Rio optou por uma liderança centralizada em si próprio, pouco programada, baseada essencialmente em “feelings” pessoais. Eu não sou daqueles que desmerece a argúcia política, marca d’água dos líderes carismáticos. E mesmo esses, aqueles que além de serem carismáticos são também grandes líderes (pois não são forçosamente sinónimos) seguem uma metodologia profissional, programada, estruturada. Mas nada pode ser mais constrangedor e desastroso do que alguém que não tem o “toque churchilliano” achar que o tem, e depositar toda a sua ação política nessa premissa.

Não vos vou maçar com os continuados episódios de desastre político por parte de Rio, de que a perda da deputada pelo círculo da Europa foi a cereja no topo do bolo.

O PSD precisa de se organizar rapidamente, até porque o líder que se segue pode muito bem não ser de transição como todos achávamos, após o inequívoco aviso de Marcelo na tomada de posse do Governo.
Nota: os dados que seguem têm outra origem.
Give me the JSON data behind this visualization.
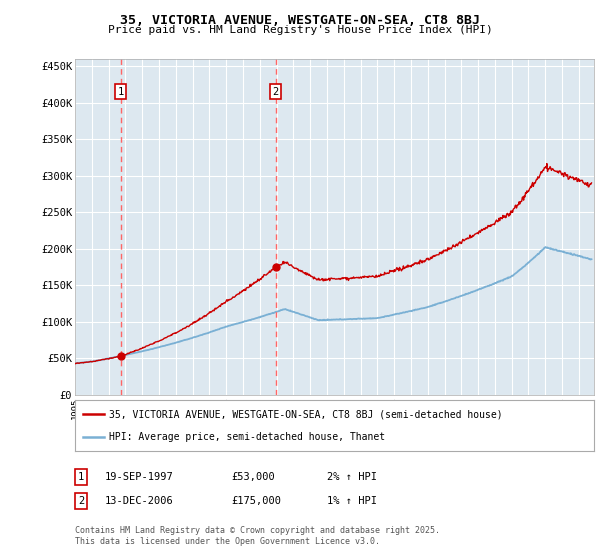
{
  "title_line1": "35, VICTORIA AVENUE, WESTGATE-ON-SEA, CT8 8BJ",
  "title_line2": "Price paid vs. HM Land Registry's House Price Index (HPI)",
  "ylim": [
    0,
    460000
  ],
  "yticks": [
    0,
    50000,
    100000,
    150000,
    200000,
    250000,
    300000,
    350000,
    400000,
    450000
  ],
  "ytick_labels": [
    "£0",
    "£50K",
    "£100K",
    "£150K",
    "£200K",
    "£250K",
    "£300K",
    "£350K",
    "£400K",
    "£450K"
  ],
  "sale1_x": 1997.72,
  "sale1_price": 53000,
  "sale2_x": 2006.95,
  "sale2_price": 175000,
  "line_color": "#cc0000",
  "hpi_color": "#7ab0d4",
  "vline_color": "#ff6666",
  "chart_bg": "#dde8f0",
  "background_color": "#ffffff",
  "grid_color": "#ffffff",
  "legend_line1": "35, VICTORIA AVENUE, WESTGATE-ON-SEA, CT8 8BJ (semi-detached house)",
  "legend_line2": "HPI: Average price, semi-detached house, Thanet",
  "table_row1": [
    "1",
    "19-SEP-1997",
    "£53,000",
    "2% ↑ HPI"
  ],
  "table_row2": [
    "2",
    "13-DEC-2006",
    "£175,000",
    "1% ↑ HPI"
  ],
  "footnote": "Contains HM Land Registry data © Crown copyright and database right 2025.\nThis data is licensed under the Open Government Licence v3.0.",
  "xstart": 1995.0,
  "xend": 2025.9
}
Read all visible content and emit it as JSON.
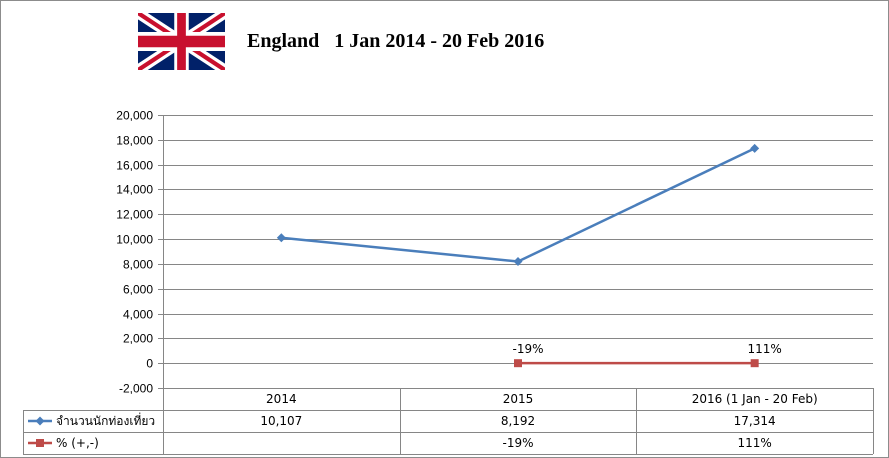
{
  "title": "England   1 Jan 2014 - 20 Feb 2016",
  "flag_icon": "union-jack-flag-icon",
  "colors": {
    "tourists": "#4a7ebb",
    "percent": "#be4b48",
    "gridline": "#868686"
  },
  "chart_data": {
    "type": "line",
    "categories": [
      "2014",
      "2015",
      "2016 (1 Jan - 20 Feb)"
    ],
    "ylim": [
      -2000,
      20000
    ],
    "yticks": [
      -2000,
      0,
      2000,
      4000,
      6000,
      8000,
      10000,
      12000,
      14000,
      16000,
      18000,
      20000
    ],
    "ytick_labels": [
      "-2,000",
      "0",
      "2,000",
      "4,000",
      "6,000",
      "8,000",
      "10,000",
      "12,000",
      "14,000",
      "16,000",
      "18,000",
      "20,000"
    ],
    "grid": true,
    "legend": "data-table",
    "series": [
      {
        "name": "จำนวนนักท่องเที่ยว",
        "values": [
          10107,
          8192,
          17314
        ],
        "table_labels": [
          "10,107",
          "8,192",
          "17,314"
        ],
        "marker": "diamond",
        "color": "#4a7ebb"
      },
      {
        "name": "% (+,-)",
        "values": [
          null,
          -19,
          111
        ],
        "plotted_values": [
          null,
          0,
          0
        ],
        "data_labels": [
          "",
          "-19%",
          "111%"
        ],
        "table_labels": [
          "",
          "-19%",
          "111%"
        ],
        "marker": "square",
        "color": "#be4b48"
      }
    ]
  }
}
Se Costa sair para Presidente do Conselho Europeu a meio de 2024, o governo cai.

Pensam os meus amigos “mas Costa não vai deixar cair o seu governo, pois priorizará o interesse do partido e do país à frente da sua carreira política”. Devo relembrar que Costa, fazendo tábua rasa dos preceitos e tradição democrática portuguesas, abrindo uma caixa de pandora que já originou a inclusão do CHEGA no Governo do Açores, e desconfiando nós que o pior ainda pode estar para vir no que concerne a coligações negativas, transformou o seu estatuto de demissionário secretário geral do PS em primeiro Ministro, priorizando exclusivamente o seu interesse pessoal? Os próximos dois anos serão divertidos, felizmente sem Rio.